Zonkey's it's name, and it's pretty alright. I've always liked mashups, even if they feature songs that I don't necessarily like but hold name-recognition value to me. This focuses (mostly) more on the rock side of music monoliths, which is much more my forte. Bands that are mashed include but are not limited to: Metallica, Gorillaz, Bob Marley, Pink Floyd, you name it. To cover such a wide range of genres, each member of the band contributes vocally depending on what style it is. A notable example of this is drummer Kris Myers absolutely nailing the Hetfield -like, eerily so. Some of the mashups are undeniably better than others. I'm not a huge fan of the Eurythmics / MGMT / Corey Hart 'Sweet Sunglasses', mainly due to personal music preference. Also, a name like that isn't bound to register much out of me (I mean come on- "Sweet Sunglasses"?). However the opener 'National Loser Anthem' is fantastic. Stylistically it was a great idea to start the album out with the eeriness of Radiohead, albeit with a drop of Beck in there. The best part in my opinion of the song is the second half, where 'In The Air Tonight' comes into play with the iconic Roland CR-78 drum beat. 'Frankie Zombie', with perhaps the most odd combination (White Zombie, Pink Floyd and Frankie Goes to Hollywood) is rather good as well. If we're looking for progressiveness, or at least Umphrey's type, then 'Life During Exodus' nearly fits the bill. The reggae of Bob Marley mixes surprisingly well with Frank Zappa's experimentation and the quasi-jazz rock of Chicago.

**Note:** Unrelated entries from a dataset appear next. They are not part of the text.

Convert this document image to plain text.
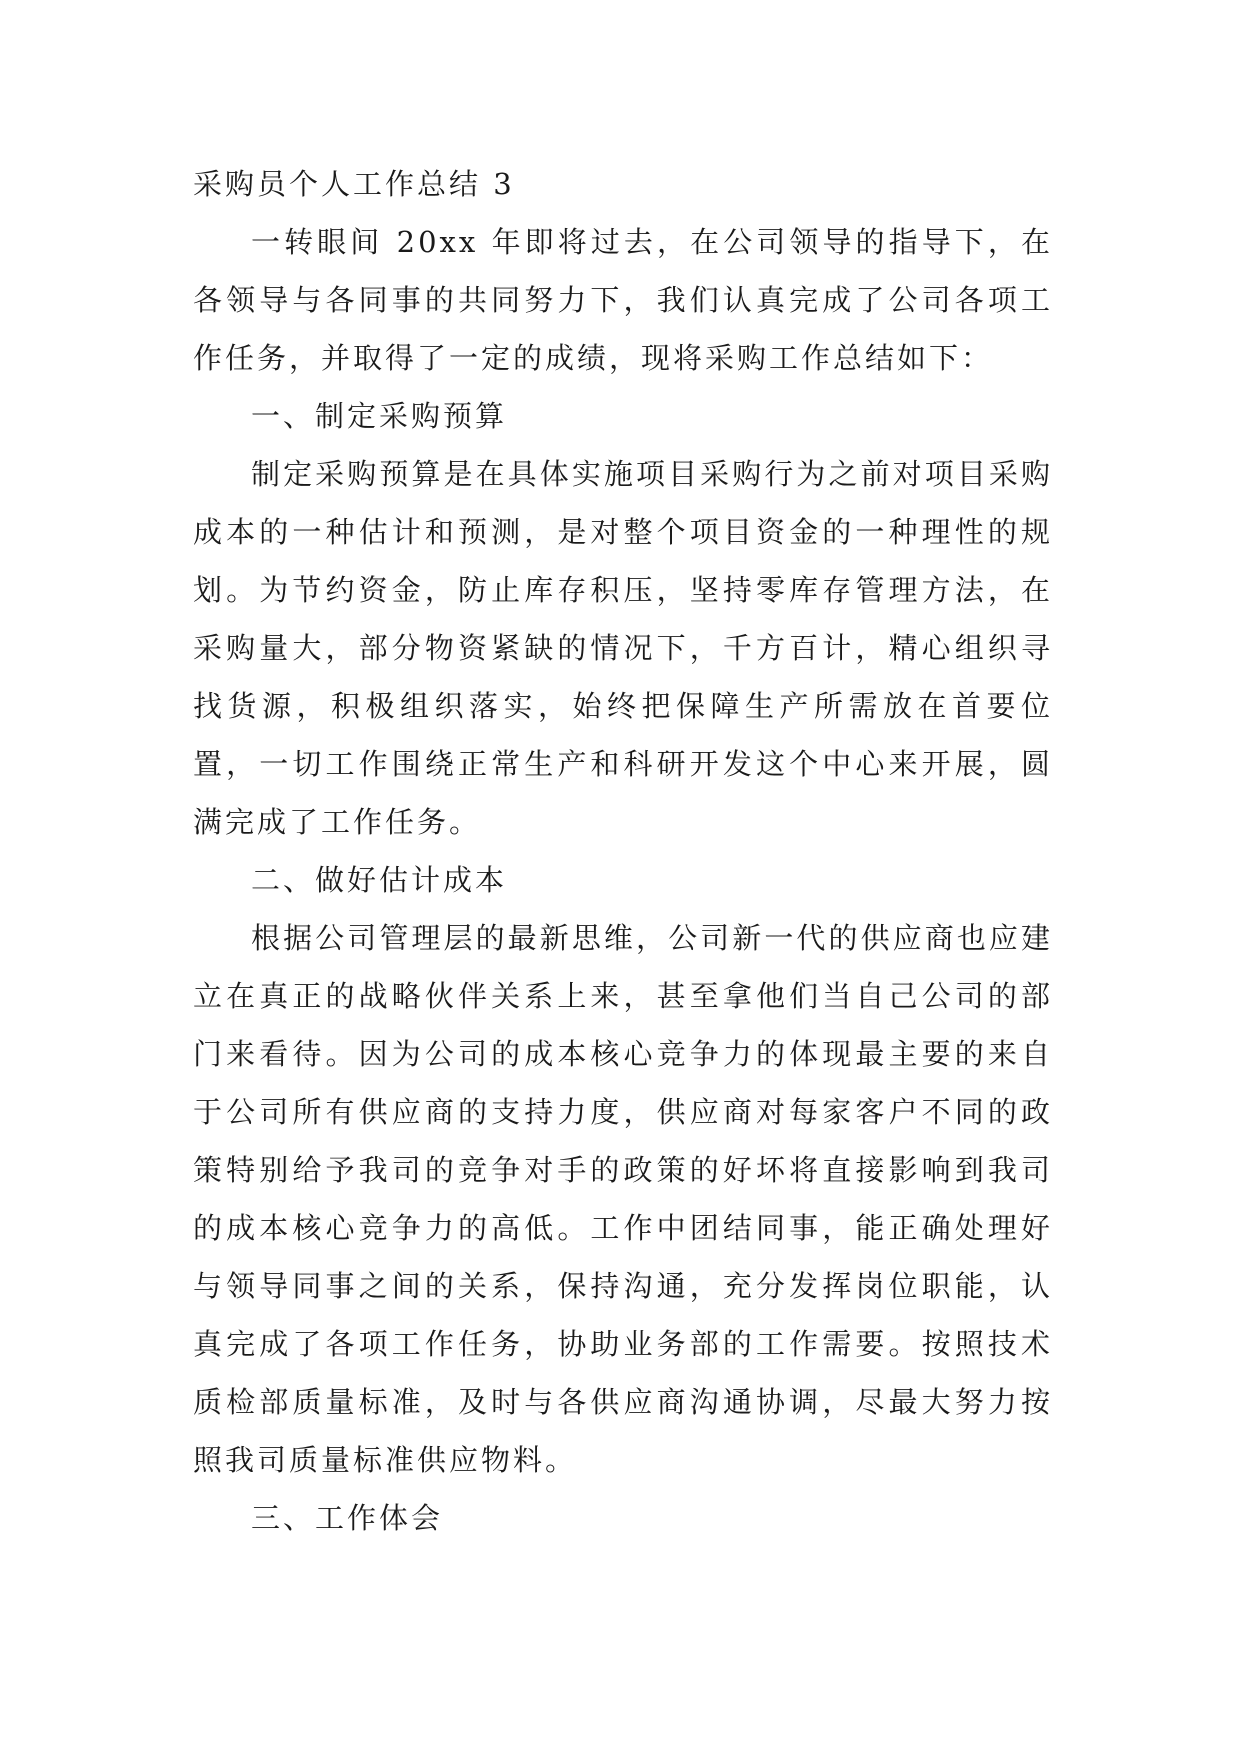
采购员个人工作总结 3

一转眼间 20xx 年即将过去，在公司领导的指导下，在各领导与各同事的共同努力下，我们认真完成了公司各项工作任务，并取得了一定的成绩，现将采购工作总结如下：

一、制定采购预算

制定采购预算是在具体实施项目采购行为之前对项目采购成本的一种估计和预测，是对整个项目资金的一种理性的规划。为节约资金，防止库存积压，坚持零库存管理方法，在采购量大，部分物资紧缺的情况下，千方百计，精心组织寻找货源，积极组织落实，始终把保障生产所需放在首要位置，一切工作围绕正常生产和科研开发这个中心来开展，圆满完成了工作任务。

二、做好估计成本

根据公司管理层的最新思维，公司新一代的供应商也应建立在真正的战略伙伴关系上来，甚至拿他们当自己公司的部门来看待。因为公司的成本核心竞争力的体现最主要的来自于公司所有供应商的支持力度，供应商对每家客户不同的政策特别给予我司的竞争对手的政策的好坏将直接影响到我司的成本核心竞争力的高低。工作中团结同事，能正确处理好与领导同事之间的关系，保持沟通，充分发挥岗位职能，认真完成了各项工作任务，协助业务部的工作需要。按照技术质检部质量标准，及时与各供应商沟通协调，尽最大努力按照我司质量标准供应物料。

三、工作体会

I would explain more but I believe, in the certain circumstance, that such an explanation would be a disservice to the reader. With such a wide range of genres and talents being covered, the album encapsulates stupidity, quirkiness, skill, all in one package. Is it essential? No, I don't believe so. But I'll be damned if Umphrey's didn't pull it off in a great way.